Levavas-me a olhar os barcos gordos que descansavam no porto de Luanda, pegava na tua mão e sentia-me o menino dos calções mais feliz de todos os meninos dos calções, depois, entre pedaços de silêncio, perguntava-te porque…

Porque choram as acácias, pai?

Dizias-me que tinham sono, dizias-me que era devido à distância entre a lua e a terra, mas meu querido Fernando, nunca me disseste que as acácias choravam porque estavam tristes, porque estavam tristes, meu querido Fernando. E apenas muitos anos depois percebi o que era a tristeza,

Voavam como ninguém. Manhã cedo pegavas na Bedford e passeavas-te pelos musseques em busca de não sei o quê, tal como eu hoje, tal como eu ontem, tal como eu amanhã, mas nunca percebi porque atravessas-te o rio Congo em direcção ao nada,

Fugias de quê, Fernando? Das acácias, meu querido?

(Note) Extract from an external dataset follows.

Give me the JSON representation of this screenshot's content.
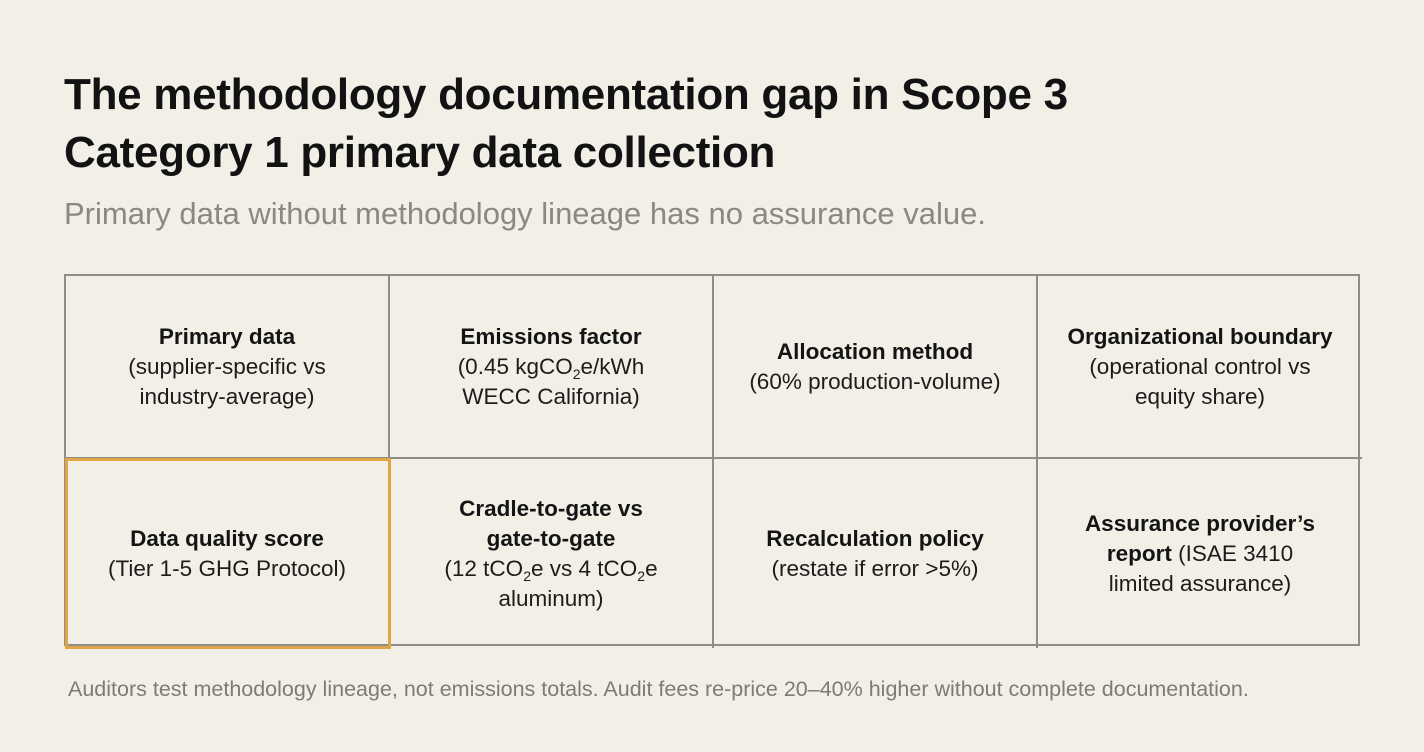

Lembras-te Fernando, quando cismei que queria escrever na tua carta de condução e poisaste devagarinho a tua mão no meu rabo, mas sabes meu querido, teimoso como sou, teimoso como era, de nada serviram as tuas palmadas, porque o que eu queria mesmo era escrever na tua carta de condução.

Depois comecei a rabiscar nas paredes do quarto, da sala, casa de banho e afins; tudo o que fosse parede, o menino dos calções desenhava, deixava a sua marca. E ainda hoje, meu querido, e ainda hoje…

Os pássaros partiram e levaram todos os barcos gordos, dos caixotes em madeira, sobejaram apenas algumas letras em tinta encarnada onde se podia ler PORTUGAL; e de Portugal enviamos um grande beijinho para todos, e uma linguiça para não se esquecerem dos sabores da nossa terra.

E sabes, meu querido Fernando, nunca entendi porque atravessaste o rio Congo em direcção ao nada, do que fugias, meu querido?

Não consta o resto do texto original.